The deluge lasted from 6 to 9 p.m., which for this time of year is a prolonged soaking, as thunderstorms typically do their thing and move on more quickly.
“It was slow-moving activity, so it was feast or famine,” said John Pendergrast, forecaster for the National Weather Service in Melbourne. “It was kind of checkerboard for who got the rain.”
“We are expecting the same kind of forecast for today where we have the best rain chances inland away from the coast,” Pendergrast said. “You folks in metro Orlando have a better chance than us at the coast.”
The 3.84 inches was measured at Orlando Executive Airport, east of downtown.

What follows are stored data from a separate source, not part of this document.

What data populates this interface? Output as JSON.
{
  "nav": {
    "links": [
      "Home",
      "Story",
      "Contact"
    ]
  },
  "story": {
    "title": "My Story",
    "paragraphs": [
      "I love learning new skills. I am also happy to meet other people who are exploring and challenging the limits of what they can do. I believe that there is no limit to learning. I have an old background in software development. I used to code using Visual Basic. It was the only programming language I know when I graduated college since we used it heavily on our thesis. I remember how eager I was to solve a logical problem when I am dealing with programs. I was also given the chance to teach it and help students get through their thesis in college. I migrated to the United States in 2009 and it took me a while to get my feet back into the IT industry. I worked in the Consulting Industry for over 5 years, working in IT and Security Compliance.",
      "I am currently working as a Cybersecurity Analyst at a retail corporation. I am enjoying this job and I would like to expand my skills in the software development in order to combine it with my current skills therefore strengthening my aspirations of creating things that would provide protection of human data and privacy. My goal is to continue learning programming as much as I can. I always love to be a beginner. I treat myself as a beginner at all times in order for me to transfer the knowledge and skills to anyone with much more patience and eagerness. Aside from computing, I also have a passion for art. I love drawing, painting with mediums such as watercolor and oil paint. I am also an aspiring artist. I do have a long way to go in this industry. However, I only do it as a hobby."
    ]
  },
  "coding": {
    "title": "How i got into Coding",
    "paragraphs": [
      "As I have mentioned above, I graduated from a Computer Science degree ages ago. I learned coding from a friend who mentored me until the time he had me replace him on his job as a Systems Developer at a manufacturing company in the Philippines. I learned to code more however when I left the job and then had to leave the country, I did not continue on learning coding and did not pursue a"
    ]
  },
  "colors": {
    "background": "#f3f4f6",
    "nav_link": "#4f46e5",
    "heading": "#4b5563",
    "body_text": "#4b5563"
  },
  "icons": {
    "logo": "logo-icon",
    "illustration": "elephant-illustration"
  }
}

Even if that weren’t a record, it was a lot, and far more than the .64 inches recorded at Orlando International.
The Orlando record for Sunday’s date is 2.04 inches, set in 1951, when Orlando International Airport was a military base, and the weather service had an office there. The weather service also typically takes its official measurement at a city’s largest airport.
In Orlando records going back to 1892, only three days in August have rain records that are greater than the 3.84 inches that fell Sunday at Orlando Executive Airport.
Those 3.84 inches that fell within three hours at Orlando Executive totaled more than the amount that falls on average during each of eight months of the year.
Going back 40 years, the rainfall Sunday at Orlando Executive Airport equaled the 11th rainiest day on record for Orlando, said forecaster Matt Bragaw of the Melbourne office.
On a summer day when conditions are right, there’s a good chance of heavy rain somewhere, Bragaw said.
“But on any given day, it’s just not going to be over the city of Orlando,” he said.